Trente et Quarante

Le Trente et quarante est sans conteste l'un des jeux de casinos les plus simples : le joueur n'a le choix qu'entre 4 chances simples : noir, rouge, couleur ou inverse.

Le jeu du Trente et quarante nécessite 6 jeux de 52 cartes. Une fois les jeux faits, le croupier qui « taille » (c'est-à-dire qui s'occupe des cartes) étale les cartes une à une en les retournant, faces visibles. Au fur et à mesure, les points sont additionnés. Les figures valent 10 et les autres cartes leur valeur nominale. Dès que le total des points atteint ou dépasse 31, cette première rangée ne recevra plus de nouvelles cartes. Le croupier entame une seconde rangée qui prend fin dans les mêmes conditions que la première. La première rangée s'appelle « la noire » et la seconde « la rouge ». Le total maximal que peut atteindre chaque rangée en recevant son avant-dernière carte est de 30 points.

Toute carte supplémentaire ajoute de 1 (si c'est un as) à 10 points. Le total le plus élevé que peut atteindre chaque rangée est de 40. Ce qui explique le nom donné à ce jeu. Le jeu consiste d'abord à déterminer laquelle des deux rangées est la plus proche de 31 points. Si c'est la première, la « noire » gagne, si c'est la seconde, c'est la « rouge ». L'autre événement (couleur ou inverse) est déterminé par la couleur de la première carte de la première rangée. Si celle-ci est identique à la couleur de la rangée gagnante, le croupier annonce « couleur gagne », dans le cas contraire, le croupier annonce « inverse gagne ».

Prenons un exemple : la première rangée comprend 31 points, le meilleur score, et la seconde 40. La noire gagne. Si la première carte de cette rangée est noire (Pique ou Trèfle), couleur gagne. Au total, le croupier annonce « noir et couleur gagnent ». Si cette carte avait été rouge (Carreau ou Cœur ) le croupier aurait annoncé « noire et inverse gagnent ». Les deux autres combinaisons, si la deuxième rangée fait le score le plus proche de 31 sont « rouge et couleur gagnent » et « rouge et inverse gagnent ».

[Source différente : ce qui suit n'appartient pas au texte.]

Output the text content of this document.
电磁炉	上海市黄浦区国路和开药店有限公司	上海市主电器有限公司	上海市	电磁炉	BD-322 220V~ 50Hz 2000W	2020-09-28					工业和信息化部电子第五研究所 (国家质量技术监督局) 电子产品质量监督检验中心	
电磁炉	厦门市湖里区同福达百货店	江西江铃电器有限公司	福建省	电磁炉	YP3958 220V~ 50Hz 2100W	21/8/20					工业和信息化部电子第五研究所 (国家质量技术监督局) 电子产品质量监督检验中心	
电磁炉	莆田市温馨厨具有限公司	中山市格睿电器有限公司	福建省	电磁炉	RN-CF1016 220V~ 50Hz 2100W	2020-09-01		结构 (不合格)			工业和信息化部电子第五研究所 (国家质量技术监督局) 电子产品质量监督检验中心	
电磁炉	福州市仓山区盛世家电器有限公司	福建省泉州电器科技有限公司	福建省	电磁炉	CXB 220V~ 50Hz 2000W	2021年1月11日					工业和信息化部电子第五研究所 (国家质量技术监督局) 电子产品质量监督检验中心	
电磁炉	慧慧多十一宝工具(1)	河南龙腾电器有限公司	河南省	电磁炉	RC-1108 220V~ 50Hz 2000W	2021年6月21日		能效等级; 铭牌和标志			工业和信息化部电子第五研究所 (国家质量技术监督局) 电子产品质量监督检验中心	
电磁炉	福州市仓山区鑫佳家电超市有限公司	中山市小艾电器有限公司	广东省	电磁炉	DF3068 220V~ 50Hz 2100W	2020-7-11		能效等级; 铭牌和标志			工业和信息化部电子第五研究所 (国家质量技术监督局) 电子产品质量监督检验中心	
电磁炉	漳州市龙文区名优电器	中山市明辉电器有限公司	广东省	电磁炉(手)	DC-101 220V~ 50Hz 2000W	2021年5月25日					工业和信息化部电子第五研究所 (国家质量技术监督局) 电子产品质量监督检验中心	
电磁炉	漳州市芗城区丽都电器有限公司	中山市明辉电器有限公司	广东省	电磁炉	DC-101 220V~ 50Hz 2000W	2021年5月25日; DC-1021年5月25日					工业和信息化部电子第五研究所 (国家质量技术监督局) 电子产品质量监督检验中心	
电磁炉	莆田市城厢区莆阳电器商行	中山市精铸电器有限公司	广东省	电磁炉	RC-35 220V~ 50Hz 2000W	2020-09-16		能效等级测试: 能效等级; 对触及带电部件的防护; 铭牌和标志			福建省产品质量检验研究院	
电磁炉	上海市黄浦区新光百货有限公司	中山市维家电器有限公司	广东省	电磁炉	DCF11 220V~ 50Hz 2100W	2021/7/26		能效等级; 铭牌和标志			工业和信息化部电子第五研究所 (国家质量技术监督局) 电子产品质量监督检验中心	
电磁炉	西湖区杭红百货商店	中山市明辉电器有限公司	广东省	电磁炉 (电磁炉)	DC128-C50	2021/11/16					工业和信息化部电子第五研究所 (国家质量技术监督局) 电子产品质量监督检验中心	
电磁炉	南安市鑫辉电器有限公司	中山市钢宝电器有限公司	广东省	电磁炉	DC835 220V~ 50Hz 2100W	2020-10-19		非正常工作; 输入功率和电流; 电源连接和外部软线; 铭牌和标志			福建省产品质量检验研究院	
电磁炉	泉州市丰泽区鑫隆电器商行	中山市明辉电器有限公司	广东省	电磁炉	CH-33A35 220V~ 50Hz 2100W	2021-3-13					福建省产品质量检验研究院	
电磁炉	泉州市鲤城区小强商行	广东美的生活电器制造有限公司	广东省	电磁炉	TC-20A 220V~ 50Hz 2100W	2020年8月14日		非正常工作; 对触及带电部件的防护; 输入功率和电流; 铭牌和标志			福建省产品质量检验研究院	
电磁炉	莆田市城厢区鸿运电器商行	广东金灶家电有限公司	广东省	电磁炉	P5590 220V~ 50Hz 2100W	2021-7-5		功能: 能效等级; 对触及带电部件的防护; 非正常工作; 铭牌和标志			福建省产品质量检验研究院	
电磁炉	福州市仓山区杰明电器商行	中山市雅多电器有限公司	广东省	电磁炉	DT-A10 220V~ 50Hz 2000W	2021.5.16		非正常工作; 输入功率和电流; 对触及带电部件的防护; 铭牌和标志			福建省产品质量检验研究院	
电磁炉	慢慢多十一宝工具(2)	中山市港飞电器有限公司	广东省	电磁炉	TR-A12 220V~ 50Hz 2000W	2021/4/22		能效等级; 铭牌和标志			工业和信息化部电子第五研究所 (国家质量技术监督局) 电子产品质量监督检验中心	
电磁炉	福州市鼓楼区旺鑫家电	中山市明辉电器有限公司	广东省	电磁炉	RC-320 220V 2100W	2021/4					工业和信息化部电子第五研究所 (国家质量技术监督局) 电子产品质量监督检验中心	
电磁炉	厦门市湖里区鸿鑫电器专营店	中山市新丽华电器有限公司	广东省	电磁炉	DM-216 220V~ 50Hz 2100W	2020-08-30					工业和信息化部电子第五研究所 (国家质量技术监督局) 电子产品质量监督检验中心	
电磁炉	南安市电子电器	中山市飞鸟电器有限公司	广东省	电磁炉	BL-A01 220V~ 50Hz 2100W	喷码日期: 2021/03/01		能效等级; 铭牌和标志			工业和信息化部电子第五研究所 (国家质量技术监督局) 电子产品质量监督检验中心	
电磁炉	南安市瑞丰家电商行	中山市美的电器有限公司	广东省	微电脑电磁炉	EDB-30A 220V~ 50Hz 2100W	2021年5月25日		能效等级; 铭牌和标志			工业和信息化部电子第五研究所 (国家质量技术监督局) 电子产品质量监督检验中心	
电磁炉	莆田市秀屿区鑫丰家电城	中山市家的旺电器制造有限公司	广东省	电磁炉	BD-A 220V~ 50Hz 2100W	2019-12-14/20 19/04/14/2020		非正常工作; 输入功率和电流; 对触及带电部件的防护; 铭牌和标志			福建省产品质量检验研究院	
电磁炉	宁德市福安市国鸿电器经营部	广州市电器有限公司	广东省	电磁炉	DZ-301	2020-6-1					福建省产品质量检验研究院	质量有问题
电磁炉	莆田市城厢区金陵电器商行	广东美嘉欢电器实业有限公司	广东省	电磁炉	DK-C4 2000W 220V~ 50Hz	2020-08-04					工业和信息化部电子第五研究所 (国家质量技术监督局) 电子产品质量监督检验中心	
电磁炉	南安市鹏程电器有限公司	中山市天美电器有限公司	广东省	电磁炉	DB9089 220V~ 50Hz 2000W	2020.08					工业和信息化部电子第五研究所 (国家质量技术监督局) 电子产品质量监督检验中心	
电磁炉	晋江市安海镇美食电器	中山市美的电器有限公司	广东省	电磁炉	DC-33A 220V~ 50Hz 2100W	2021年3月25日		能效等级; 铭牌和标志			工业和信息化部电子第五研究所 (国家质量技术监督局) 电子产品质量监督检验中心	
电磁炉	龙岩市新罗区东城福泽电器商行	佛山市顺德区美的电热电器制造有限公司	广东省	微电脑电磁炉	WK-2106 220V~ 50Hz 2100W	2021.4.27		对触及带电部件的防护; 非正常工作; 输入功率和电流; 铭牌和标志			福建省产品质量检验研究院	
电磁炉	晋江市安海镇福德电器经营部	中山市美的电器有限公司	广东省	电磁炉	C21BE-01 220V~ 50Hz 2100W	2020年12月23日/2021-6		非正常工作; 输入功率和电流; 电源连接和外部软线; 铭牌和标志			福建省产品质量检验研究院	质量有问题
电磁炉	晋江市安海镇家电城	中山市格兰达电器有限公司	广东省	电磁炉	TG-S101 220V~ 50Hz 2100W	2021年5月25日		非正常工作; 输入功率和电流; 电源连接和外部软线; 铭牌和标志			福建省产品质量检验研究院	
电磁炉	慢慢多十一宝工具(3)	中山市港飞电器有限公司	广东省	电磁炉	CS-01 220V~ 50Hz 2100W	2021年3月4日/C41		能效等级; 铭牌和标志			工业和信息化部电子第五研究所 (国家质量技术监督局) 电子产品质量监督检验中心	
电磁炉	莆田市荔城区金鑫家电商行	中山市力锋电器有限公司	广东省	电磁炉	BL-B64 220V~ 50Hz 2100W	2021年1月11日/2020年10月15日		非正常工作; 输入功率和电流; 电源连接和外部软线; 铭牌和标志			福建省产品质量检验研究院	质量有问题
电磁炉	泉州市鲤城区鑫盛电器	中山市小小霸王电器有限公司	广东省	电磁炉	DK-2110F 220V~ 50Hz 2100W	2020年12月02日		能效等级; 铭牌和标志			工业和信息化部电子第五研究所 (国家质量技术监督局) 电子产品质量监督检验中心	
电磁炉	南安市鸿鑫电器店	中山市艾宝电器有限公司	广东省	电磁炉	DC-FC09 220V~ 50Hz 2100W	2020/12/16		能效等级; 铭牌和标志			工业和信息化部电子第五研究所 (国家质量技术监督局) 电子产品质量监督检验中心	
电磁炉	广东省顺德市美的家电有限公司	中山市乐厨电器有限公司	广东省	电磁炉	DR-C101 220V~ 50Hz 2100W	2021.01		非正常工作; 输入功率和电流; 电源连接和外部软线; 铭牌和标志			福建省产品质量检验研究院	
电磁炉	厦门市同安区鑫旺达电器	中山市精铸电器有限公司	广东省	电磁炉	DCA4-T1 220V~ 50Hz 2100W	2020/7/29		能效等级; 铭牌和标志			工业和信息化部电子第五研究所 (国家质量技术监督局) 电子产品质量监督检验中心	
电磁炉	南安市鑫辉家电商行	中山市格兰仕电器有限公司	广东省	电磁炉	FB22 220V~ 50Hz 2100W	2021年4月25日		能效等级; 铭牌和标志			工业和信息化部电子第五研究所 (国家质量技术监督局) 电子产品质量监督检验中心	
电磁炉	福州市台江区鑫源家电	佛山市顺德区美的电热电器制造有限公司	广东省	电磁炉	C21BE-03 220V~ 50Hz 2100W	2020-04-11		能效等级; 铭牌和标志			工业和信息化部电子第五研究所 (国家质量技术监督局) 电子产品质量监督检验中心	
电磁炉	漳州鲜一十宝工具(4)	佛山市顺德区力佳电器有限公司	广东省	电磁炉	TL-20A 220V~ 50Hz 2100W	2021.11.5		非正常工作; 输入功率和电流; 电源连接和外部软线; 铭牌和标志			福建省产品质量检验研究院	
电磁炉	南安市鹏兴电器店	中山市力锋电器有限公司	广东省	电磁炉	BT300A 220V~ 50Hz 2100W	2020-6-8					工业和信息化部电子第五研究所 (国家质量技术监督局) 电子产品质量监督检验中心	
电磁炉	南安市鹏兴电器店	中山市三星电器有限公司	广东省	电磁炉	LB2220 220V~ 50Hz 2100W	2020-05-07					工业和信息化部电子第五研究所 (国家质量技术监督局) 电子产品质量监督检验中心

La simplicité de ces événements souffre deux exceptions. La première apparaît lorsque les deux rangées de cartes totalisent chacune le même nombre de points. Le coup est nul : les mises ne sont ni gagnantes, ni perdantes et les joueurs en disposent librement, pouvant ou non les retirer ou les déplacer vers une autre chance.

La seconde, celle qui engendre le bénéfice du casino, est l'égalité de points des deux rangées, à 31. Les croupiers annoncent « les masses sont enfermées ! ». Les enjeux sont alors emprisonnés, comme à la Roulette lorsque lé zéro sort. Le tirage suivant décidera de la libération ou de la perte des jetons emprisonnés. Afin de se prémunir contre l'éventualité de l'égalité à 31 (ou « refait »), les joueurs peuvent s'« assurer », avant de miser, en déposant 1% de leur mise à venir. L'assurance minimale est d'un jeton (le plus faible), qui peut correspondre à plus de 1% de l'enjeu. Selon que le joueur s'assure ou non et que cette assurance est égale ou supérieure à 1%, les prélèvements du casino varient. Sans assurance il s'élève à 1,0911%, avec assurance, il est de 0,9121%.

Avec ces pourcentages, le trente et quarante est de loin le jeu de casino le plus équitable.